IU Faculty of Medicine receives grant for the development of drugs for opioid withdrawal


Indiana University School of Medicine has received a grant of up to $ 12.3 million to develop a new drug that could potentially help treat opioid withdrawal syndrome. The funding will launch a five-year project, from initial research and trials on patients to production of the drug.

Dr Andrew Chambers is an addiction psychiatrist and neuroscientist in the Department of Psychiatry at IU Medical School and one of the project leaders, alongside Christopher Toombs, co-founder of Seattle-based pharmaceutical company Proniras.

Chambers said the development of tezampanel as a drug to help treat opioid withdrawal syndrome may help develop it into a drug that could help treat other disorders as well. He says there’s an easy way to think about how tezampanel works in this role.

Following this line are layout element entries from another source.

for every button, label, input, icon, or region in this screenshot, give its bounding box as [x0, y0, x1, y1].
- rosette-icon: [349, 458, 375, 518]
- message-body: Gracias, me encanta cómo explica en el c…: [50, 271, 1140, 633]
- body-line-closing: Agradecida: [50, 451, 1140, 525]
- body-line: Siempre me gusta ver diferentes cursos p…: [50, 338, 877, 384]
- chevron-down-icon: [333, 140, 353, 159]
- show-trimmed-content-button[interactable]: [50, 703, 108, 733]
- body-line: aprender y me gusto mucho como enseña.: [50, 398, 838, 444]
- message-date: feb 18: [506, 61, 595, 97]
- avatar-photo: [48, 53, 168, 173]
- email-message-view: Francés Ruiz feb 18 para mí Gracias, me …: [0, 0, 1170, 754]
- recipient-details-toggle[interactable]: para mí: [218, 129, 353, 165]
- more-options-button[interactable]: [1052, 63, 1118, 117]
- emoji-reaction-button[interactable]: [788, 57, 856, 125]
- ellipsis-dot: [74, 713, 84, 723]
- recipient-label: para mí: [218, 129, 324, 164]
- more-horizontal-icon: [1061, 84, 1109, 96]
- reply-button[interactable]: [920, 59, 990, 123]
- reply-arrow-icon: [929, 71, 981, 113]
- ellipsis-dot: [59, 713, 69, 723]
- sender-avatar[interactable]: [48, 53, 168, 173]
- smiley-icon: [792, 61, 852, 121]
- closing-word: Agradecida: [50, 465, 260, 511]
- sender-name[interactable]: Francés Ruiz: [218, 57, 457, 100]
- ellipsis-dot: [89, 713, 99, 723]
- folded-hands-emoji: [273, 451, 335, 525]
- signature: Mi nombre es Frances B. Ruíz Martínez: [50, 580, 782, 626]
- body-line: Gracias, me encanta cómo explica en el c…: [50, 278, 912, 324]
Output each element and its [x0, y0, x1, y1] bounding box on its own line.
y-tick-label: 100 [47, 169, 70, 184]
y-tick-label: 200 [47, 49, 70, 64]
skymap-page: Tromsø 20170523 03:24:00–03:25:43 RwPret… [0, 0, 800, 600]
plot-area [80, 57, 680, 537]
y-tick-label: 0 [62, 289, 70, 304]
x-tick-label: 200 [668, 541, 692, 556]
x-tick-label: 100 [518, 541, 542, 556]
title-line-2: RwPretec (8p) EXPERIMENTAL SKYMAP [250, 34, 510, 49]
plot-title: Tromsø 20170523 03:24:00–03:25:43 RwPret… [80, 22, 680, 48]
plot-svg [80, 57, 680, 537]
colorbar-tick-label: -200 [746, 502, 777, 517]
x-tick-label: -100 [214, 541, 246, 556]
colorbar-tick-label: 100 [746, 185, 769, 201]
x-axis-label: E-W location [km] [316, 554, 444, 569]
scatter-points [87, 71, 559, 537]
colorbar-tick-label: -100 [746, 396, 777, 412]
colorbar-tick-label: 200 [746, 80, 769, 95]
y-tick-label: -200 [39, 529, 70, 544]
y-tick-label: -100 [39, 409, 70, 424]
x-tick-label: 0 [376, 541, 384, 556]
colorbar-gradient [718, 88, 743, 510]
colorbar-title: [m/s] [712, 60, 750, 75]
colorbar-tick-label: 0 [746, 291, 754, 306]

“If you think of opioid withdrawal like a freeway where too many drivers speed up and get involved in wrecks,” he said: “When we put the drug tezampanel out there, we’re going to kind of disrupt this hyperactivity of neurotransmission on this super highway, we are going to calm it down.

Chambers said that because the symptoms of opioid withdrawal are so severe, sometimes those who are addicted do not seek treatment to avoid these symptoms. He says some people go so far as to describe the withdrawal as torture, both mental and emotional.

Chambers said a drug like tezampanel, which may help manage these symptoms, may prove beneficial in helping people get the help they need.

“Given the huge epidemic of addiction and the carnage that goes with it, the need is just overwhelming to move forward,” Chambers said.

Current research on the drug, which has not yet been tested on patients, shows promise that it could be useful in treating these withdrawal symptoms, according to Chambers. He said the research is based on basic neuroscience.

The first $ 2 million milestone of the project, awarded by the National Institute of Drug Abuse (NIDA), will be carried out over the next two years and will focus on preclinical work and the drug’s role in opioid withdrawal models and in combination with opioids and benzodiazepines. drugs, which are commonly associated with opioid addictions and fatal overdoses. If the drug is considered safe and promising, NIDA and the Food and Drug Administration (FDA) will approve further work on the project and offer the remainder of the $ 10 million grant.

During the last three years of the project, the IU School of Medicine will conduct clinical trials and administer tezampanel to patients suffering from opioid dependence, and possibly pursue further testing nationwide.